A student in the Northshore School District (NSD) recently posted a threatening photo to social media that was, seemingly, directed toward the Muslim families in the district.
An email from NSD superintendent Dr. Michelle Reid was sent out to parents and families the night of April 24.
According to the email, the post has been removed from social media.
“The post was hateful and offensive, and our administrative team has taken immediate action. As we take these threats seriously, we have contacted the local authorities and filed a police report,” Reid said in the email. “In addition, we have contacted the family of the student and the image has been removed. We reported the post to the social media platform as hate speech.”
Reid assured the email recipients that the district is taking appropriate action and the student will not return to campus until a full investigation is completed.
Reid also wrote that she was saddened to have to repeat that hate speech and actions will not be tolerated in the district.
“There is simply no place for it,” she wrote in the email. “And if it occurs, we will respond accordingly.”
Reid told families that the district wants to be a place where every member of the community feels safe, respected and welcome.

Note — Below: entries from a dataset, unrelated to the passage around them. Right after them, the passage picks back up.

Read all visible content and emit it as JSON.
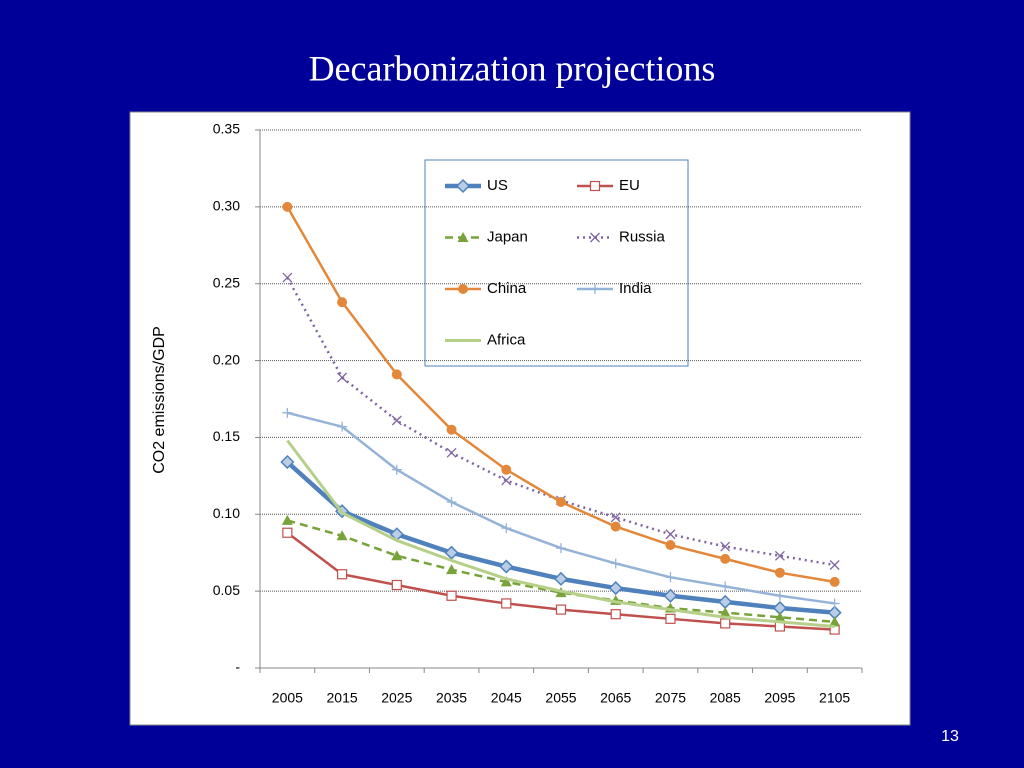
{
  "slide_number": "13",
  "chart_data": {
    "type": "line",
    "title": "Decarbonization projections",
    "y_label": "CO2 emissions/GDP",
    "categories": [
      "2005",
      "2015",
      "2025",
      "2035",
      "2045",
      "2055",
      "2065",
      "2075",
      "2085",
      "2095",
      "2105"
    ],
    "ylim": [
      0,
      0.35
    ],
    "yticks": [
      {
        "value": 0,
        "label": "-"
      },
      0.05,
      {
        "value": 0.1,
        "label": "0.10"
      },
      0.15,
      {
        "value": 0.2,
        "label": "0.20"
      },
      0.25,
      {
        "value": 0.3,
        "label": "0.30"
      },
      0.35
    ],
    "grid": true,
    "series": [
      {
        "name": "US",
        "color": "#4f81bd",
        "values": [
          0.134,
          0.102,
          0.087,
          0.075,
          0.066,
          0.058,
          0.052,
          0.047,
          0.043,
          0.039,
          0.036
        ]
      },
      {
        "name": "EU",
        "color": "#c0504d",
        "values": [
          0.088,
          0.061,
          0.054,
          0.047,
          0.042,
          0.038,
          0.035,
          0.032,
          0.029,
          0.027,
          0.025
        ]
      },
      {
        "name": "Japan",
        "color": "#77a33a",
        "values": [
          0.096,
          0.086,
          0.073,
          0.064,
          0.056,
          0.049,
          0.044,
          0.039,
          0.036,
          0.033,
          0.03
        ]
      },
      {
        "name": "Russia",
        "color": "#8064a2",
        "values": [
          0.254,
          0.189,
          0.161,
          0.14,
          0.122,
          0.109,
          0.098,
          0.087,
          0.079,
          0.073,
          0.067
        ]
      },
      {
        "name": "China",
        "color": "#e3883a",
        "values": [
          0.3,
          0.238,
          0.191,
          0.155,
          0.129,
          0.108,
          0.092,
          0.08,
          0.071,
          0.062,
          0.056
        ]
      },
      {
        "name": "India",
        "color": "#95b3d7",
        "values": [
          0.166,
          0.157,
          0.129,
          0.108,
          0.091,
          0.078,
          0.068,
          0.059,
          0.053,
          0.047,
          0.042
        ]
      },
      {
        "name": "Africa",
        "color": "#b6d08a",
        "values": [
          0.148,
          0.101,
          0.083,
          0.07,
          0.058,
          0.05,
          0.043,
          0.038,
          0.033,
          0.03,
          0.027
        ]
      }
    ]
  }
}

“We value each of our students, our families, our staff, and community members. I want to send my deepest regrets to our Muslim families as this incident does not represent our values and beliefs as a school district,” she wrote.
To learn more about the district’s policies regarding harassment, intimidation and bullying, visit the district website.
A copy of Reid’s email was posted to the closed NSD Discussion Group on Facebook, on which several NSD parents and families commented.
Maha Yehia, a Bothell resident said she believes the incident should be addressed in a different way.
“As a [Muslim woman], reading this email, I felt like this incident should be addressed in a different way. After all, this is a kid who has the wrong ideas and thoughts. [They] shouldn’t be punished, [they] should be taught and corrected,” she wrote on the Facebook page. “Punishment will make [them] more angry and more convicted that [they] are right.”
Yehia said she recommends the student meet some Muslim families or even spend a day with them and/or the student and their family visit a mosque as part of a correction act.
The Reporter reached out to the communications department for the district, but was unable to obtain any additional information.